"Hallo!" shouted a peremptory voice. "Hallo! Hallo!"
"It's the Senor Jim," gasped Adan.
Roldan sprang to his feet. "Hallo!" he cried.
There was a heavy trampling in the chaparral, and a moment later Hill rode into view. He took off his sombrero and waved it at the boys, but did not speak until he had crossed the creek and dismounted. Then he turned and regarded them with his keen hard eyes.
"Well!" he exclaimed, "I never calkilated to see you alive agin, and that's a fact. Hed some more adventures, I presume. Look as if ye'd hed more adventures than grub."
"Indeed we have, Don Jim," said Roldan, solemnly. "Should you like to hear them?"
"Should I? Well, I guess. You and your adventures have kinder made me feel young once more."
Roldan told the painful story.
"Holy smoke!" exclaimed Hill, in conclusion, "you are tough! And two mirages in the bargain. I was lost on Mojave once, and to my mind the mirages was the wust part of the hull game."
"What do you mean?" asked Roldan. "What are mirages?"
"Mirages, Rolly, are what ought to be and ain't, what you want and can't git, and they bear a hell-fired resemblance to life. I see you don't quite understand. Well, that there beautiful city and that there beautiful lake was what we call mirage for want of better name!" And he explained to them the meaning of the phenomenon, as far as he understood it.
"We have certainly learned a good deal since we left home," said Roldan, thoughtfully.
"There's room for more. There's room for more. Now, I suppose you'd like to know how I come here. Wall, I've got a confession to make fust, and seein' as you've been so nigh to death in the last few days, p'r'aps you'll furgive me. The day after you left I went down to see the priest, as agreed. I found him--well, I don't know as I'll tell everything, not even to excuse myself. It's enough to say that he was half luny between fear and remorse. He told me--I suppose he'd got to that state where he had to tell somebody or bust--about leavin' you in the tunnel to die, and bein' willin' after to kill you with his own hands--he was that mad.

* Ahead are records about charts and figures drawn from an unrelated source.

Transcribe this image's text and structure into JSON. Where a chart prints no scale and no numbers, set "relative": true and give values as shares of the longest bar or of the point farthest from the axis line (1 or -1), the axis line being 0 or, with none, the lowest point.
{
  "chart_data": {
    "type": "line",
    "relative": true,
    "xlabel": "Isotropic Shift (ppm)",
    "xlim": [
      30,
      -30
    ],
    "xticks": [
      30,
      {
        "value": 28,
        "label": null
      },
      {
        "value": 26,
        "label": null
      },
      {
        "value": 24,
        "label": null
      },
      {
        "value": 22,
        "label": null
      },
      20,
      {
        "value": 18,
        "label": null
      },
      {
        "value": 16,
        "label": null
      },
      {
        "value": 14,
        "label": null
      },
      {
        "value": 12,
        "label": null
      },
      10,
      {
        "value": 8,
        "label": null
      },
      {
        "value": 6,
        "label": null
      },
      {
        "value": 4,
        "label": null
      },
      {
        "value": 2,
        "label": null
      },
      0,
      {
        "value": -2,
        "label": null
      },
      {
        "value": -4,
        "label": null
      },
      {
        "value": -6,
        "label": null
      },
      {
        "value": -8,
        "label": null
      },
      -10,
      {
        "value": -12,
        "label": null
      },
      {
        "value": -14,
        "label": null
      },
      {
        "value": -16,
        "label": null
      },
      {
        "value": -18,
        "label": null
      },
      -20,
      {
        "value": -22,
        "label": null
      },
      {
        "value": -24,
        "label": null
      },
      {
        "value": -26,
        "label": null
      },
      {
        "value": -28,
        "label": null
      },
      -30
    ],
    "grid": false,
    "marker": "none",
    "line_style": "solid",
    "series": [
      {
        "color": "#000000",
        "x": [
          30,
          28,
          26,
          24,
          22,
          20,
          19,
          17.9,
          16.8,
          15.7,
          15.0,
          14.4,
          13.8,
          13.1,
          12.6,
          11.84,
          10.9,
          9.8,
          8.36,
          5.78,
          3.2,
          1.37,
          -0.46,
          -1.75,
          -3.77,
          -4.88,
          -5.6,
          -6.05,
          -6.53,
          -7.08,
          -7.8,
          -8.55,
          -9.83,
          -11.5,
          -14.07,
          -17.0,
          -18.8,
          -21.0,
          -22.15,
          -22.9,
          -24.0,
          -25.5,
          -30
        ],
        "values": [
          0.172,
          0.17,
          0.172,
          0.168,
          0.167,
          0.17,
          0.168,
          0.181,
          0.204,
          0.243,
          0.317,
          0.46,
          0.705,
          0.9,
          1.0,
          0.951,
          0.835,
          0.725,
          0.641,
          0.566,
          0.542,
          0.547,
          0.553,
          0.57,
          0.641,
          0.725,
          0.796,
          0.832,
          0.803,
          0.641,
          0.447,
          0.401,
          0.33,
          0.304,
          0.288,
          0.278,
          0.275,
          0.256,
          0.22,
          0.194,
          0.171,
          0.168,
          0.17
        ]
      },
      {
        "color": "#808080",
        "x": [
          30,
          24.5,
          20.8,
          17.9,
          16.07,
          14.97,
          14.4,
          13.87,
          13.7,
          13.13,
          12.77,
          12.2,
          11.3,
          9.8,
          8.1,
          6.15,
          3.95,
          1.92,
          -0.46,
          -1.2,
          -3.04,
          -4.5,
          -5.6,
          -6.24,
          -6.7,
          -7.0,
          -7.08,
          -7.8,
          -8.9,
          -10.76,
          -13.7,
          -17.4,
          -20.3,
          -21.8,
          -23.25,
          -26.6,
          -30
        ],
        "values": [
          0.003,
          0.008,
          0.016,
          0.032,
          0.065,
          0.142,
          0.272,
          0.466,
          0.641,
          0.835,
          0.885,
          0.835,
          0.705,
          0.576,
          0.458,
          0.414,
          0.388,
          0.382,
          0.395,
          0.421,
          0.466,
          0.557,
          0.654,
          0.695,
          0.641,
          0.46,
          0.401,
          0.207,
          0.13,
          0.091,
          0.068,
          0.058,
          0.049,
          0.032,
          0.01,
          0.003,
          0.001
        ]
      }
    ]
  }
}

But he felt terrible sorry, and said that if you told on him it would serve him right; only that would mean ruin--ruin--ruin--a terrible word, young man. And he's not a day over forty and calkilates to git out of Californy with that there gold and be a big-bug in his native land. I hesitated some time, fur I ain't no slouch at keepin' a promise; but in the end I had to tell him. Why, a man's a criminal if he don't put another man out of misery when he kin--"
"You did quite right," interrupted Roldan. "I am glad that he was punished, but I would not have any one punished for ever."
"Well, I'm glad you feel that way. He felt good, I kin tell you that. He looked ten years younger in five minutes, for he said as how he knew you'd keep your word. I went straight off and managed to have a word with young Carrillo. It warnt no trouble to make him promise to keep his mouth shet; he's more afraid of the priest than he is of his father's green-hide lariat, and that's sayin' a heap. When I went back to the Mission I told the priest that I thought as how I'd go on to Ortega's, and see if you got there all right. When I got there and heard as how you hed crossed the mountains in a terrible storm I just hed to go on. I made straight for old Sanchez', who has a hacienda and raises grapes just this side of the river. He was drunk as usual, but his servants hedn't seen nothin' of you, and then I was seriously alarmed. That was at night, and I couldn't do nothin' until daylight, so I got a good sleep and the next mornin' I started for Mojave. I know it pretty well, and there was no danger of gittin' lost. At nightfall I found your horses and ponchos--the horses was dead, poor things. I slept on the desert that night, and the next mornin' rode back as hard as I could put, suspicionin' that you would have sense enough to strike west. I went round the corner of that there cactus wood, never thinkin' ye were in it, and I expect I got well to this side before you was out. When I got to this creek I rode up and down it, then crossed over, thinkin' ye might hev gone on. It was only when I saw smoke that I said to myself for the fust time: 'There they be.' And you bet it did me good, for I was powerful worried."
"Don Jim," said Roldan, "you are a kind and good man. I love you, and I will always be your friend."
"So. Well, I'm powerful glad to hear that. You ain't much like 'Merican kids, but you're pretty clever all the same, and I like ye better 'n any boy I ever know'd, hanged if I don't. Don't be jealous, sonny"--to Adan--"I like ye too--but Rolly--well!"
"You would not like Roldan half so well if it were not for me," said Adan, whose face expressed nothing.
"So. Well. Now, be ye rested? We want to git to old Sanchez' fur a good supper and a soft bed to-night."
The boys rose with alacrity. Hill bade them mount his powerful horse, and walked beside them.